Leandro Lehart, ex-líder do popularíssimo grupo Art Popular, reflete sobre a relação passional superficial: "O maior excesso que o fã pode cometer é o esquecimento do ídolo, como se aquilo fizesse parte de um passado que ele não gostasse de trazer à tona. Já tive casos de fãs que casaram, mudaram de grupo de amigos e mudaram de ídolo também. Num país em que quem dita a moda é a novela...".

Gilberto Gil dá a senha para mais um lado da questão: o do artista como fã, ele também. "Sou a hipérbole disso. Eu dizia 'eu quero ser Dorival Caymmi'. Já quis ser João Gilberto, Jorge Ben, Jimi Hendrix. Antes de Caymmi, eu quis ser Luiz Gonzaga. Aliás, eu sou", ri.

Preta confessa que já foi parecida com os fãs mais exagerados de hoje: "Como não valia eu ser fã dos tropicalistas, fui ser fã do Menudo, do Michael Jackson, da Madonna. Aí surgiu meu príncipe encantado, Paulo Ricardo. Surtei com o RPM, meu travesseiro tinha escrito 'Preta ama Paulo'. Uma vez consegui viajar no ônibus deles, ele não me dava muita bola, não. Depois de maiorzinha, a gente ri disso. Tem uma hora que passa, que a banda acaba (ri). Você gosta do cara enquanto ele está fazendo sucesso. É superficial. Não é na alegria e na tristeza, é só na alegria".

Leandro Lehart lembra da vida pré-fama: "Gastei todo o salário que ganhava como office-boy nos dois shows do Michael Jackson no estádio do Morumbi. Coisa de maluco". Autora do disco Eu Me Transformo em Outras (em que interpretava clássicos de ídolos do passado da MPB), Zélia Duncan testemunha que a atividade de fã não desaparece quando se vira ídolo: "Adoro ter meus discos assinados pelos colegas. Outro dia fui num lugar onde sabia que Nana Caymmi estaria. Não tive dúvida, levei um encarte, fui em cima da diva e valorizei meu álbum. Faço isso sempre".

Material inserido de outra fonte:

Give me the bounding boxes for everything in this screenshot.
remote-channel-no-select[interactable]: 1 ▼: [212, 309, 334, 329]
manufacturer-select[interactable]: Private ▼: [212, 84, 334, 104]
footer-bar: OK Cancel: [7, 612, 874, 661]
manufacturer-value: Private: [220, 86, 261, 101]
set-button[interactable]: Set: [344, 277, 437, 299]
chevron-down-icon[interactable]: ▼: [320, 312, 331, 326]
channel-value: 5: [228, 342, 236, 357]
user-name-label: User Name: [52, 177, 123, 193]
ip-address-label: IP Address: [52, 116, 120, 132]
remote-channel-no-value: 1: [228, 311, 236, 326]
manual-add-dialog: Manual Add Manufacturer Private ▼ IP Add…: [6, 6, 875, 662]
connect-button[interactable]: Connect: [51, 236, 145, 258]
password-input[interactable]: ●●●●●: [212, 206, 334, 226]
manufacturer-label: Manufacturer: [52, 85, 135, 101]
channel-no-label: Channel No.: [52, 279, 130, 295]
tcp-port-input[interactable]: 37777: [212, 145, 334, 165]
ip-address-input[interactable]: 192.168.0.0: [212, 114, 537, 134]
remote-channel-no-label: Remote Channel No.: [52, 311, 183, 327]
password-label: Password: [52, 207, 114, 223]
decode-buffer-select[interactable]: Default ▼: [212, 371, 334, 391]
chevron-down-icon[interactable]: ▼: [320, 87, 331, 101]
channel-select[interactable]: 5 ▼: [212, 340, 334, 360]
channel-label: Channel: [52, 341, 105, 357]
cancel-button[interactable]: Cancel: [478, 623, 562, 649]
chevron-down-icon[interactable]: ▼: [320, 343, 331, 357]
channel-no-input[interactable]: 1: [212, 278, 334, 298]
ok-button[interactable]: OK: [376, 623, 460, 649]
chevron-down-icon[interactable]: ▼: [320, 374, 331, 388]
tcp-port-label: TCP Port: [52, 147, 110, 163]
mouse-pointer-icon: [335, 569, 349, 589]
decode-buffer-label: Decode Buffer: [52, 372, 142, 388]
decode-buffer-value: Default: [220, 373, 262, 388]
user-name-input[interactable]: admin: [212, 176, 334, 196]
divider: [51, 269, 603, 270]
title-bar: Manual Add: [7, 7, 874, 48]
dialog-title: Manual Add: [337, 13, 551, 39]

Se muitas vezes o caos segue governando o contato desigual entre "mitos" e "meros mortais", as lágrimas de Gilberto Gil e Rita Lee diante do travesti de Preta Gil resistem como sinais indicativos de que há campo farto para que artistas e fãs brasileiros aprendam a impor normas e limites a suas relações cruzadas.

Rita Lee tem dado pistas disso, ao dar aval para "homenagens" que a questionam e a negam ao mesmo tempo em que a mitificam. É o caso de Um Homem Chamado Lee, mas também da recente semi-biografia Rita Lee Mora ao Lado (Panda Books, 256 págs, R$ 39), escrita, aliás, por um seu fã e correspondente íntimo (além de músico), Henrique Bartsch.

Atrás da narração em primeira pessoa por uma tal Bárbara Farniente, outra espécie de travesti "malvado" de Rita Lee, o livro conta (e/ou fantasia), em linguagem leve, as passagens mais espinhosas e sofridas da biografia da artista. "Homenagens extremamente positivas denotam fim de linha. As tempestades que Rita plantou na vida retornam como uma brisa de alento, em forma dessas cruéis homenagens, para que ela siga em frente empurrada pelo dever cumprido. É a síntese, com uma pitada de masoquismo, que não deixa de dar prazer, em certas tribos", avalia Bartsch.

Rita parece concordar: "Quando vi nossas conversas transformadas em livro, contando coisas que ninguém nunca soube, me deu um alívio. Era o outro lado da minha moeda que estava lá, doa a quem doer. Inclusive a mim mesma". Ela pode não sair ilesa da experiência, mas tampouco saem os fãs e/ou a mídia que faz a intermediação entre as pontas.